Alex Blumberg: I'm going to ask you a leading question because I'm looking at the graph right now. Tell me, professor, has there ever been a time in history when we've owed that much before?
David Beim: I'm glad you asked me that. And guess what! The earlier peak way off on the left part of the chart is 100% of GDP in 1929. This is a map of twin peaks. One in 1929. One in 2007.
Alex Blumberg: Does that chart scare you?
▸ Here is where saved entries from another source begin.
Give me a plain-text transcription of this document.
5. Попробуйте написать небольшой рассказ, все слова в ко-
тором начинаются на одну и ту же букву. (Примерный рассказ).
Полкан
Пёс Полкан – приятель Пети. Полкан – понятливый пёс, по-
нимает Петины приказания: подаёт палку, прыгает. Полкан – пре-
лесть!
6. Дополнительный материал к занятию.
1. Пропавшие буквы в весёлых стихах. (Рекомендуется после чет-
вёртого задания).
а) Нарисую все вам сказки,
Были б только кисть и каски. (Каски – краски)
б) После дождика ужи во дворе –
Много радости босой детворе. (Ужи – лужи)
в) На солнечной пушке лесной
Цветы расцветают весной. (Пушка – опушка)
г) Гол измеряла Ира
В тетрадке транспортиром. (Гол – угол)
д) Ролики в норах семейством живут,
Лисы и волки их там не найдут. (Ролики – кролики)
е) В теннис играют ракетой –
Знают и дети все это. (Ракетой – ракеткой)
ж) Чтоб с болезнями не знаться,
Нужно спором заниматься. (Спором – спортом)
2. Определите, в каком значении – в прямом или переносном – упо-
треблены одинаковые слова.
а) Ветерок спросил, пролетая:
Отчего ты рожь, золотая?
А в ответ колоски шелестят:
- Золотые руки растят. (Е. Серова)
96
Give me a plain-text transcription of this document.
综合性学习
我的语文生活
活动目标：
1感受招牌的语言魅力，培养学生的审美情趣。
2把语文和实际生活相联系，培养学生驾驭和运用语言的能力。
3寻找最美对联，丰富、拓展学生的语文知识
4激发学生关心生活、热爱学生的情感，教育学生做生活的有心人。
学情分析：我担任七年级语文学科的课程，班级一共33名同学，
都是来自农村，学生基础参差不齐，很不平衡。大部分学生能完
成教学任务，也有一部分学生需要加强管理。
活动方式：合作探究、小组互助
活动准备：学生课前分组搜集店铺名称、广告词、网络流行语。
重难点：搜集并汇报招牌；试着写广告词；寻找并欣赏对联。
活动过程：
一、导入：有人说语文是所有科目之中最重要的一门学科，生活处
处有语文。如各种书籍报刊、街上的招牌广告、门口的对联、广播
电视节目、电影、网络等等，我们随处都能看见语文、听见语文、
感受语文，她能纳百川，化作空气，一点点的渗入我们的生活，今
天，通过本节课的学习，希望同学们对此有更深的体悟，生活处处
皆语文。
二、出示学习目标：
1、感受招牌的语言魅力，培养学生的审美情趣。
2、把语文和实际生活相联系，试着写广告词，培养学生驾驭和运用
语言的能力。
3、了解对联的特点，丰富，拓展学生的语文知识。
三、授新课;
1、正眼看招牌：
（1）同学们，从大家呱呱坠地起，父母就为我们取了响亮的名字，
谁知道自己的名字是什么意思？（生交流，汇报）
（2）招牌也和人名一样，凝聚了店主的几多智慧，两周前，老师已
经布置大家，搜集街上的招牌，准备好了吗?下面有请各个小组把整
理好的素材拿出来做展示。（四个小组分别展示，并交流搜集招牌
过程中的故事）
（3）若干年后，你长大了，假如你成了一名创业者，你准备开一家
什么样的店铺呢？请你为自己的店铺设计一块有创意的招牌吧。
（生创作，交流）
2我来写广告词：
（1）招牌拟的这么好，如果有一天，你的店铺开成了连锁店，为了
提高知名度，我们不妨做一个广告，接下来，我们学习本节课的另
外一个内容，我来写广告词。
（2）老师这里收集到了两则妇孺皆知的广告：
David Beim: Yes! That chart is the most striking piece of evidence I have that what is happening to us is something that goes way beyond toxic assets in banks. It's something that has little to do with the mechanics of mortgage securitization or ethics on Wall Street or anything else. It says the problem is us. The problem is not the banks, greedy though they may be, overpaid though they may be. The problem is us. We have overborrowed. We've been living very high on the hog. Our standard of living has been rising dramatically in the last 25 years and we have been borrowing much of the money needed to make that prosperity happen.
Alex Blumberg: In other words, the problem the banks are facing is the problem we as a society are facing. We all have too much debt. Getting rid of it is going to be painful.
Adam Davidson: The thing I got from talking to all these people is if you want a solution in which the most guilty people pay the most and the innocent don't have to pay anything, well, that's just not going to happen.
Alex Blumberg: Yes, it seems like we're way past that. We are going to spend a lot of money. We might bail out some banks that some wish we wouldn't. There isn't some magical solution where we get out of this mess without any pain.
Adam Davidson: And while they may disagree on who will bear the brunt of that pain, all the experts we talked to say the longer we wait the worse it will be for all of us.